Solving Decades-Old Math While Failing at Basic Code
The artificial intelligence sector is currently experiencing a profound paradox. On one end of the spectrum, specialized AI systems are achieving historic breakthroughs in pure logic and mathematics. On the other end, autonomous AI coding agents applied to everyday software engineering are causing massive headaches for developers.
Recently, Google DeepMind’s AlphaProof Nexus made headlines by autonomously solving nine open Erdős problems. Two of these problems had stumped human mathematicians for 56 years. Impressively, the inference cost was just a few hundred dollars per problem. DeepMind achieved this not by relying solely on natural language guessing, but by integrating the Lean compiler to automatically verify every proof step. However, even this advanced system only maintained a 2.5% overall success rate.

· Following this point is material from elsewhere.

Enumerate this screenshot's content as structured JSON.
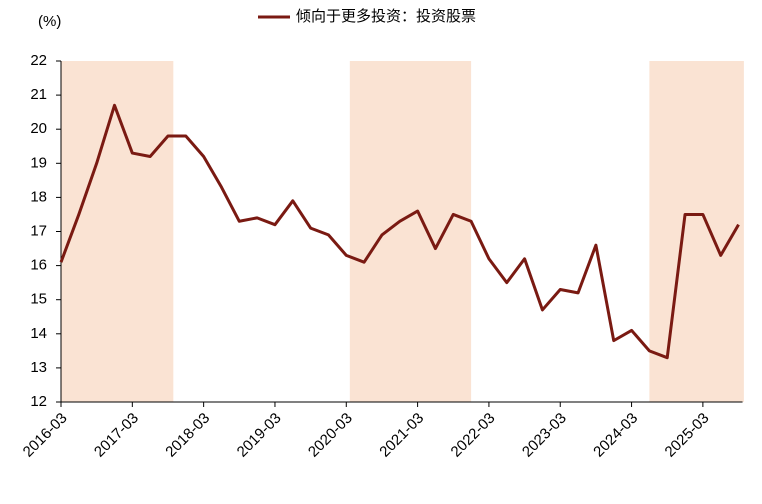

Fast Prototypes, Hidden Bugs
Contrast this mathematical triumph with the reality of day-to-day software development. Renowned programmer George Hotz recently stated that the heavy reliance on autonomous AI coding agents will go down as “one of the most costly mistakes” in software development. After rigorous testing, Hotz noted that Large Language Models (LLMs) are fantastic at generating fast prototypes but fall apart on the details. They consistently introduce subtle, complex bugs that become increasingly difficult for human developers to identify and fix.

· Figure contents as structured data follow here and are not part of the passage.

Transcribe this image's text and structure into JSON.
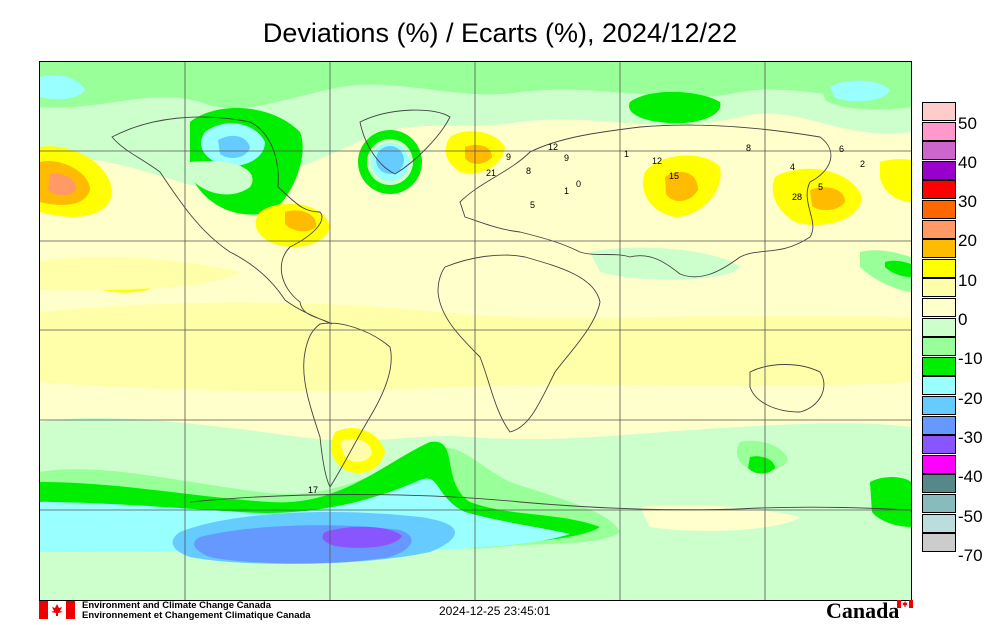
{
  "title": "Deviations (%) / Ecarts (%), 2024/12/22",
  "timestamp": "2024-12-25 23:45:01",
  "footer": {
    "org_en": "Environment and Climate Change Canada",
    "org_fr": "Environnement et Changement Climatique Canada",
    "wordmark": "Canada"
  },
  "legend": {
    "labels": [
      "50",
      "40",
      "30",
      "20",
      "10",
      "0",
      "-10",
      "-20",
      "-30",
      "-40",
      "-50",
      "-70"
    ],
    "colors": [
      "#ffcccc",
      "#ff99cc",
      "#cc66cc",
      "#9900cc",
      "#ff0000",
      "#ff6600",
      "#ff9966",
      "#ffbb00",
      "#ffff00",
      "#ffffaa",
      "#ffffcc",
      "#ccffcc",
      "#99ff99",
      "#00ee00",
      "#99ffff",
      "#66ccff",
      "#6699ff",
      "#8855ff",
      "#ff00ff",
      "#558888",
      "#88bbbb",
      "#bbdddd",
      "#cccccc"
    ]
  },
  "stations": [
    {
      "label": "12"
    },
    {
      "label": "9"
    },
    {
      "label": "21"
    },
    {
      "label": "9"
    },
    {
      "label": "8"
    },
    {
      "label": "0"
    },
    {
      "label": "1"
    },
    {
      "label": "12"
    },
    {
      "label": "15"
    },
    {
      "label": "8"
    },
    {
      "label": "4"
    },
    {
      "label": "28"
    },
    {
      "label": "5"
    },
    {
      "label": "6"
    },
    {
      "label": "2"
    },
    {
      "label": "5"
    },
    {
      "label": "1"
    },
    {
      "label": "17"
    }
  ],
  "palette": {
    "base": "#ffffcc",
    "light_green": "#ccffcc",
    "mid_green": "#99ff99",
    "green": "#00ee00",
    "cyan": "#99ffff",
    "sky": "#66ccff",
    "blue": "#6699ff",
    "violet": "#8855ff",
    "light_yellow": "#ffffaa",
    "yellow": "#ffff00",
    "gold": "#ffbb00",
    "salmon": "#ff9966"
  }
}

Further compounding the issue is the problem of “attribution hallucination.” Researchers at Peking University recently developed the CiteVQA benchmark, which proved that leading models like GPT and Gemini routinely cite text passages that don’t actually support their answers. Even when the AI provides the correct answer, the cited evidence is frequently entirely fabricated, creating massive risks for regulated industries.
We are treating AI like a senior engineer, when in reality, it acts more like a brilliant but reckless intern who works at lightspeed but refuses to double-check their math.
Why It Matters
The dichotomy between DeepMind’s math success and the failure of general coding agents highlights a fundamental limitation of current generative AI: it struggles with strict contextual boundaries without rigorous, programmatic guardrails (like the Lean compiler). For the software industry, this is a wake-up call. Companies firing junior developers in favor of AI coding agents might face massive technical debt in the near future. The industry must pivot from treating LLMs as autonomous software engineers to using them as high-powered typing assistants, integrating strict verification compilers into the AI workflow before the bugs become unmanageable.